Palazzo Brinis, un salvagente che funziona

Operativo dal 2006, sinora il centro di seconda accoglienza ha ospitato 39 persone

CASARSA

Si è dimostrata un’ancora di salvezza per 39 persone, italiane e straniere, il centro di seconda accoglienza di palazzo Brinis, a Casarsa della Delizia, con i suoi quattro alloggi. Il dato emerge dalla relazione presentata per la richiesta di contributo da parte del Comune alla Regione per il suo funzionamento. Un’idea dell’amministrazione comunale guidata da Claudio Colussi, con Fernando Agrusti assessore alle Politiche sociali,aperta nel 2006 e realizzata con il contributo della Regione e oggi gestita dalla coop Abitamondo.

Una struttura a servizio di più Comuni, che se ne sono serviti in questi anni, come emerge dalla relazione, per risolvere situazioni di difficoltà. La casa è nata per rispondere alla domanda di soluzioni di alloggio temporanee per famiglie e lavoratori, italiani e stranieri, per periodi di tempo limitati (6 mesi, rinnovabili al massimo per un anno), nell’ambito di percorsi di integrazione socio-economica. A fronte dell’ospitalità viene pagato un affitto che va a copertura dei costi di manutenzione. Destinatari, cittadini italiani e stranieri con un Isee inferiore ai 21 mila euro, famiglie in situazione di disagio abitativo, soprattutto se con minori a carico, o donne sole con figli, preferibilmente con un lavoro.

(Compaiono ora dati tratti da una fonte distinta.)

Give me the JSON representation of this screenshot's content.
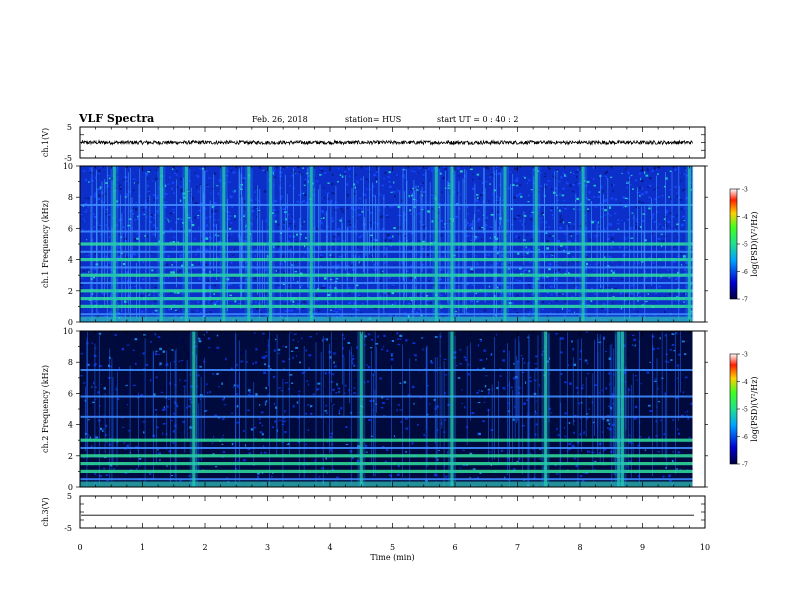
{
  "header": {
    "title": "VLF Spectra",
    "date": "Feb. 26, 2018",
    "station": "station= HUS",
    "start_ut": "start  UT  =   0 : 40 : 2"
  },
  "colors": {
    "background_dark": "#000030",
    "noise_blue": "#0a2fd0",
    "line_green": "#22e08a",
    "frame": "#000000"
  },
  "chart_data": [
    {
      "type": "line",
      "name": "ch.1 waveform",
      "ylabel": "ch.1(V)",
      "ylim": [
        -5,
        5
      ],
      "yticks": [
        "5",
        "-5"
      ],
      "xlim": [
        0,
        10
      ],
      "trace_level": 0,
      "noise_amplitude": 0.6,
      "trace_end_min": 9.8
    },
    {
      "type": "heatmap",
      "name": "ch.1 spectrogram",
      "ylabel": "ch.1 Frequency (kHz)",
      "ylim": [
        0,
        10
      ],
      "yticks": [
        "0",
        "2",
        "4",
        "6",
        "8",
        "10"
      ],
      "xlim": [
        0,
        10
      ],
      "data_end_min": 9.8,
      "horizontal_lines_khz": [
        0.5,
        1.0,
        1.5,
        2.0,
        2.5,
        3.0,
        3.5,
        4.0,
        4.5,
        5.0,
        5.8,
        7.5
      ],
      "strong_lines_khz": [
        1.0,
        1.5,
        2.0,
        3.0,
        4.0,
        5.0
      ],
      "vertical_bursts_min": [
        0.55,
        1.3,
        1.7,
        2.3,
        2.7,
        3.05,
        3.7,
        5.7,
        5.95,
        6.8,
        7.3,
        8.05,
        9.75
      ],
      "colorbar": {
        "label": "log(PSD)(V²/Hz)",
        "range": [
          -7,
          -3
        ],
        "ticks": [
          "-3",
          "-4",
          "-5",
          "-6",
          "-7"
        ]
      }
    },
    {
      "type": "heatmap",
      "name": "ch.2 spectrogram",
      "ylabel": "ch.2 Frequency (kHz)",
      "ylim": [
        0,
        10
      ],
      "yticks": [
        "0",
        "2",
        "4",
        "6",
        "8",
        "10"
      ],
      "xlim": [
        0,
        10
      ],
      "data_end_min": 9.8,
      "horizontal_lines_khz": [
        0.5,
        1.0,
        1.5,
        2.0,
        2.5,
        3.0,
        4.5,
        5.8,
        7.5
      ],
      "strong_lines_khz": [
        1.0,
        1.5,
        2.0,
        3.0
      ],
      "vertical_bursts_min": [
        1.82,
        4.5,
        5.95,
        7.45,
        8.62,
        8.68
      ],
      "colorbar": {
        "label": "log(PSD)(V²/Hz)",
        "range": [
          -7,
          -3
        ],
        "ticks": [
          "-3",
          "-4",
          "-5",
          "-6",
          "-7"
        ]
      }
    },
    {
      "type": "line",
      "name": "ch.3 waveform",
      "ylabel": "ch.3(V)",
      "ylim": [
        -5,
        5
      ],
      "yticks": [
        "5",
        "-5"
      ],
      "xlim": [
        0,
        10
      ],
      "trace_level": -1.0,
      "noise_amplitude": 0
    }
  ],
  "xaxis": {
    "label": "Time  (min)",
    "ticks": [
      "0",
      "1",
      "2",
      "3",
      "4",
      "5",
      "6",
      "7",
      "8",
      "9",
      "10"
    ]
  }
}
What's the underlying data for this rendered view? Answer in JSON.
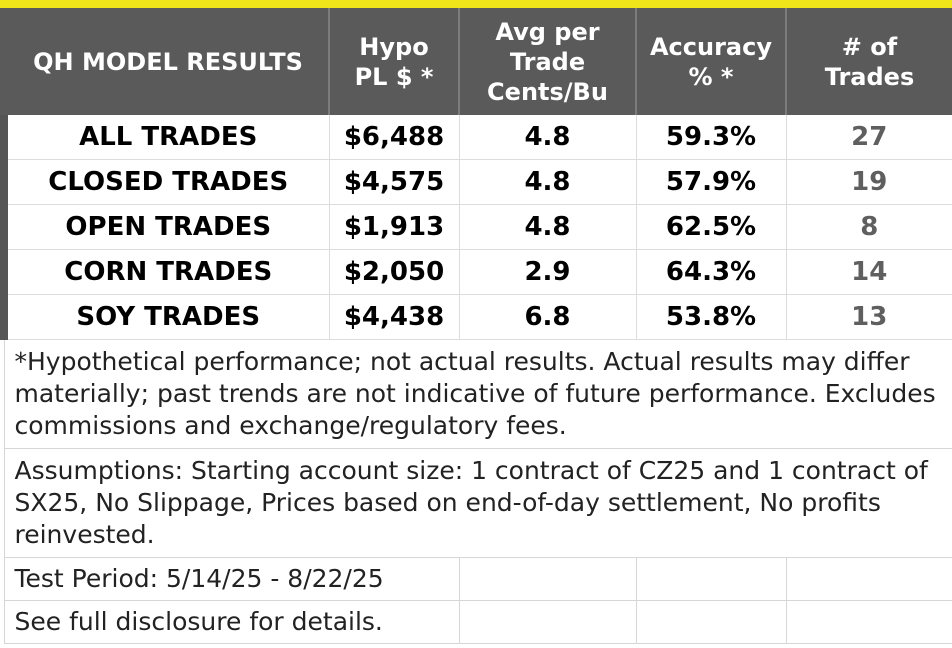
{
  "header": {
    "col1": "QH MODEL RESULTS",
    "col2": "Hypo\nPL $ *",
    "col3": "Avg per\nTrade\nCents/Bu",
    "col4": "Accuracy\n% *",
    "col5": "# of\nTrades"
  },
  "rows": [
    {
      "label": "ALL TRADES",
      "pl": "$6,488",
      "avg": "4.8",
      "accuracy": "59.3%",
      "trades": "27"
    },
    {
      "label": "CLOSED TRADES",
      "pl": "$4,575",
      "avg": "4.8",
      "accuracy": "57.9%",
      "trades": "19"
    },
    {
      "label": "OPEN TRADES",
      "pl": "$1,913",
      "avg": "4.8",
      "accuracy": "62.5%",
      "trades": "8"
    },
    {
      "label": "CORN TRADES",
      "pl": "$2,050",
      "avg": "2.9",
      "accuracy": "64.3%",
      "trades": "14"
    },
    {
      "label": "SOY TRADES",
      "pl": "$4,438",
      "avg": "6.8",
      "accuracy": "53.8%",
      "trades": "13"
    }
  ],
  "notes": {
    "disclaimer": "*Hypothetical performance; not actual results. Actual results may differ materially; past trends are not indicative of future performance. Excludes commissions and exchange/regulatory fees.",
    "assumptions": "Assumptions: Starting account size: 1 contract of CZ25 and 1 contract of SX25, No Slippage, Prices based on end-of-day settlement, No profits reinvested.",
    "test_period": "Test Period: 5/14/25 - 8/22/25",
    "disclosure": "See full disclosure for details."
  },
  "colors": {
    "header_bg": "#5a5a5a",
    "accent_yellow": "#f0e41a",
    "frame": "#555555"
  }
}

Per quanto riguarda il bilancio, dal 2006 a maggio 2011, sono state 39 le persone che hanno potuto trovare una soluzione a palazzo Brinis: nel 2006 e 2007 sono state 14, 20 nel 2008, 18 l’anno successivo, 14 nel 2010 e 8 nell’anno in corso. Dal 2006 ha accolto 6 famiglie, una donna sola con figli, 10 uomini singoli e 2 donne singole. I minori ospitati sono stati 12. Venti persone provenivano da Nigeria e Ghana, 8 dall’Italia, 3 dal Bangladesh, 3 dal Marocco e, a seguire, Colombia, Afghanistan, Angola ed Eritrea. La struttura è stata utile per risolvere situazioni di disagio dei comuni di Casarsa della Delizia (che conta il maggior numero di persone), San Vito, San Quirino, Cordovado, Pordenone, Sesto al Reghena e Valvasone. Diversi i motivi di disagio: dallo sfratto ad altre cause, tra cui il lavoro precario.